研究面では大学院生の研究を中心に、教室のオリジナルな研究が徐々に英語論文として発刊されるようになり、複数の先生が医学博士号を修得されました。さらに、中国からの外国人特別研究員であったZhang先生、短期留学されたFu先生、Xu先生など、3名の国外留学生を受け入れ、それぞれ短期間ながら複数の英語論文を執筆されました。今後も、乳癌のバイオロジーを評価した予後因子・効果予測因子の解析、ESR1遺伝子および近傍の遺伝子に関連したエストロゲン依存性増殖機構の解明、繰り返した内分泌療法後のエストロゲン療法の作用メカニズム解析、多遺伝子発現や遺伝子異常による効果・予後予測因子の検討などは教室の柱の研究として、世界レベルの研究をしたいと思います。
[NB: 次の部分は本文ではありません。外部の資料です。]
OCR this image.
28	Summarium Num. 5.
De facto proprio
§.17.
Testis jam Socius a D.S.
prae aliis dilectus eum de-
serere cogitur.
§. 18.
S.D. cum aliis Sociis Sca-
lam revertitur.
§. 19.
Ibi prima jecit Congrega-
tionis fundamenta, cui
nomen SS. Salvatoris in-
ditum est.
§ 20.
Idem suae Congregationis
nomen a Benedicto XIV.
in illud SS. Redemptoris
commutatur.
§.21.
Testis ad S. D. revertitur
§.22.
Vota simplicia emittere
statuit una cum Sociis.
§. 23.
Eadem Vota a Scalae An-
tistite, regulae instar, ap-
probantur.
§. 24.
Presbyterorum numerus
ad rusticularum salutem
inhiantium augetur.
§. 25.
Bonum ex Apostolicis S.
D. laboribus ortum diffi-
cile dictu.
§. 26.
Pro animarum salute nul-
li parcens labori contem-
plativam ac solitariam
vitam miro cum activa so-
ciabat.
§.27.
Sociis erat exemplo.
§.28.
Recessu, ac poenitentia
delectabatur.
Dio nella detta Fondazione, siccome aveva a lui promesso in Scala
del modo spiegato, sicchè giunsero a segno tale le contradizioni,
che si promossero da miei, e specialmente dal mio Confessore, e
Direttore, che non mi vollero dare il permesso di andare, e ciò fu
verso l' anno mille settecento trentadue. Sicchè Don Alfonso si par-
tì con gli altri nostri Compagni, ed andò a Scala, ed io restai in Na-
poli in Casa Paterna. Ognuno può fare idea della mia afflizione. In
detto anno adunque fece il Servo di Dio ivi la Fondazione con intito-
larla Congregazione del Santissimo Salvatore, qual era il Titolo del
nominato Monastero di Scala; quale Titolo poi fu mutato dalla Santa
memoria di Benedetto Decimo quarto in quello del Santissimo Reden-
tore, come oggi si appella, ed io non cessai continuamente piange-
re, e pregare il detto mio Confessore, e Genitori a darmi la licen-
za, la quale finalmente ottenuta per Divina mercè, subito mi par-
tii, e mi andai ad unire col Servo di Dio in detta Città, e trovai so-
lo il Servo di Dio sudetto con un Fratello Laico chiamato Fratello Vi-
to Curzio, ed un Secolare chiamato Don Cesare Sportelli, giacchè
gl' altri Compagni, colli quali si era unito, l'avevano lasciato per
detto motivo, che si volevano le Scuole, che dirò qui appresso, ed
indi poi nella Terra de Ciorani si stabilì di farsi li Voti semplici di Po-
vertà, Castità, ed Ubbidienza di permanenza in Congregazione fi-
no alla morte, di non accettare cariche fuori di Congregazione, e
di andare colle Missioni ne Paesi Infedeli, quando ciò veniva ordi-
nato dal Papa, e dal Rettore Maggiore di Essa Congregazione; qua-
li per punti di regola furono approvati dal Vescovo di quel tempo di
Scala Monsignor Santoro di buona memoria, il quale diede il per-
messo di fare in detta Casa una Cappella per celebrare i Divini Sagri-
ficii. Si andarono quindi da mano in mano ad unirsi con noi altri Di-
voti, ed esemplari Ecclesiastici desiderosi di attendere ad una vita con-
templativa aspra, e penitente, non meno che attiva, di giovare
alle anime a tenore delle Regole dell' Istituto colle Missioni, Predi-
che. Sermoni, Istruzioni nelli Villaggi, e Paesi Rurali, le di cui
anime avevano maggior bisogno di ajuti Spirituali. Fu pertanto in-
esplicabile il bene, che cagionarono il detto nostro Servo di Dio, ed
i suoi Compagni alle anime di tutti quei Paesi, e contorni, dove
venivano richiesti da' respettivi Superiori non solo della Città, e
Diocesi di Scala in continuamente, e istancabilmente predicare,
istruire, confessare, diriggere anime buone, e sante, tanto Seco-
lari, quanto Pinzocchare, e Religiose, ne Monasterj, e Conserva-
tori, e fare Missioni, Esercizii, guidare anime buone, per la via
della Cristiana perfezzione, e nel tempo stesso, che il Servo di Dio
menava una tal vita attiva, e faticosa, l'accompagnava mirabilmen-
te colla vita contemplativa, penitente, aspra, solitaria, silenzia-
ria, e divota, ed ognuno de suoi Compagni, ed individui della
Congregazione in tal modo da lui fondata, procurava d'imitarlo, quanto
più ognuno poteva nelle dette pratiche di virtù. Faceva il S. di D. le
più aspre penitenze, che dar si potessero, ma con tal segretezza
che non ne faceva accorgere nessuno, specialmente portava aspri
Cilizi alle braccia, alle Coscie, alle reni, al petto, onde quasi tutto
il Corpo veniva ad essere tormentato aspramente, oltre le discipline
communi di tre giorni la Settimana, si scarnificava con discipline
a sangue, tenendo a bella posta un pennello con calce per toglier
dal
一方、関連施設としては、熊本赤十字病院には川添輝先生に乳腺内分泌外科を開設頂き、村上敬一先生には熊本市立熊本市民病院をお守りいただくこととなり、専攻医・研修医の教育を含め綿密に連携をしています。また、熊本医療センター、熊本労災病院では専攻医の外科的教育をお願いしており、各施設の関係者の方々に感謝いたしております。さらには、比企病院、東病院、朝日総合病院、宮崎外科胃腸科医院、山鹿市民医療センター、公立玉名中央病院、熊本地域医療センター、済生会熊本病院、くまもと乳腺・胃腸科病院、再春荘病院、牧診療所(順不同)などには、非常勤医師として定期的に当科の専門医が外来をお手伝いさせて頂いています。その中で、「熊本乳腺協力医の会」は共同研究・臨床試験を行う研究グループとして存続させていきたいと考えています。

このように、熊本県で乳腺内分泌外科の領域で志を同じくする仲間が増え、また、かつて熊本大学で乳癌研究・臨床を行った先生方も全国にあるいは世界で頑張っておられます。そこで、教室開講10年を経て、皆様方の親睦を深め、情報交換の場を提供し、志を確認するという目的で、「熊本大学乳腺内分泌外科同門会」を発足することと致しました。年に一度「同門会幹事会、総会」を開催させていただく予定です。医師だけの同門会ではなく、我々に深く関わって頂いた医療者あるいは医療者ではない方も何らかの形で同門会懇親会や名簿への参加して頂き、また、一年間のうち最も同門会に貢献したものを表彰する功労賞表彰などの事業を行います。

気づかれたことがありましたら遠慮なくご指摘していただき、親しみやすい開かれた同門会にしたいと思います。よろしくご協力の程、お願い申し上げます。